Justice Kagan (joined by Justices Breyer and Sotomayor) challenged the majority’s conclusion that the risk to the remaining class members was “too speculative” to confer Article III standing. “[W]hy is it so speculative that a company in the business of selling credit reports to third parties will in fact sell a credit report to a third party?” In her view, the Court’s decision “definitively proves [that] Congress is better suited than courts to determine when something causes a harm or risk of harm in the real world. For that reason, courts should give deference to those congressional judgments. Overriding an authorization to sue is appropriate when but only when Congress could not reasonably have thought that a suit will contribute to compensating or preventing the harm at issue.”
The sharply divided decision reflects that the contours of “concrete harm” and Article III standing continue to spark disagreement and will be the source of ongoing Supreme Court scrutiny.
Court Punts on Critical Class Action Question
In general, a plaintiff need not prove that all putative class members have standing in order to move for certification under Rule 23 of the Federal Rules of Civil Procedure. TransUnion argued in the case below that most of the class certified by the district court did not have standing. The district court and the Ninth Circuit had concluded that the named plaintiff’s claims were typical of the class members’ claims for purposes of Rule 23 and that standing of the class was not required at the class certification stage and could be met at trial.
In its petition for review, TransUnion urged the Supreme Court to address an important question related to class certification:
Whether either Article III or Rule 23 permits a damages class action where the vast majority of the class suffered no actual injury, let alone an injury anything like what the class representative suffered.

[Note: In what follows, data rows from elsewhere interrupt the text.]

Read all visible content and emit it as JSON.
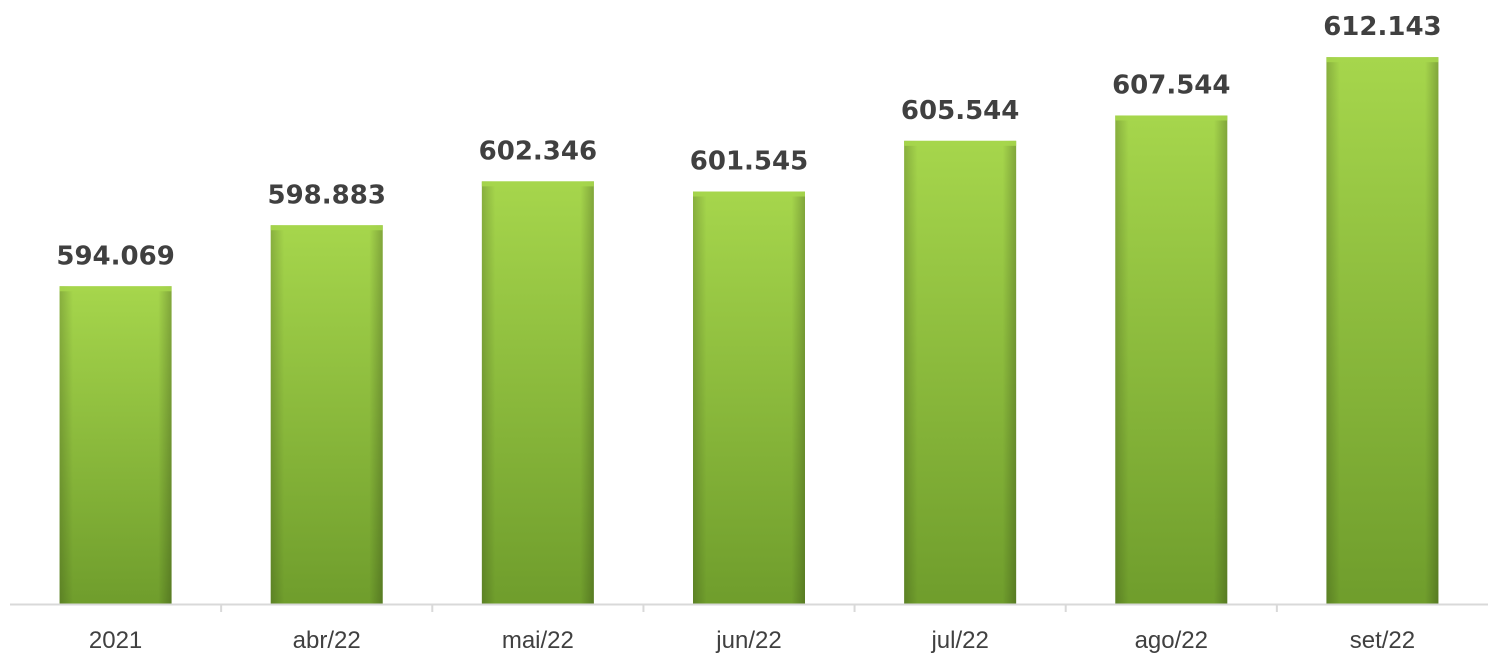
{
  "chart_data": {
    "type": "bar",
    "categories": [
      "2021",
      "abr/22",
      "mai/22",
      "jun/22",
      "jul/22",
      "ago/22",
      "set/22"
    ],
    "values": [
      594069,
      598883,
      602346,
      601545,
      605544,
      607544,
      612143
    ],
    "value_labels": [
      "594.069",
      "598.883",
      "602.346",
      "601.545",
      "605.544",
      "607.544",
      "612.143"
    ],
    "title": "",
    "xlabel": "",
    "ylabel": "",
    "ylim": [
      569000,
      613500
    ],
    "grid": false,
    "legend": "none",
    "bar_color": "#8cc63f",
    "bar_color_light": "#a6d64c",
    "bar_color_dark": "#6f9d2c",
    "axis_color": "#d9d9d9",
    "label_color": "#404040"
  }
}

While the Supreme Court ruled that every class member must show standing to recover individual damages in federal court, Justice Kavanagh punted the question of whether Article III standing was required at the class certification stage.
Takeaway
A statutory violation, without more, will not allow an individual entrance to federal court. TransUnion should strengthen arguments regarding standing in certain employment cases and class actions. In recent years, many employment class actions have been premised on technical statutory violations. Examples include actions alleging defective FCRA notices issued when conducting preemployment background checks, defective COBRA election notices, and violations of state privacy laws. Employers defending such actions may be able to show that some or all of the employees alleging these mere technical violations have not suffered any concrete harm and, therefore, their claims should be dismissed.
However, many questions remain, including whether a plaintiff must establish standing of the putative class at the class certification stage and what evidence will suffice to transform a “bare procedural violation of the statute” into a concrete injury.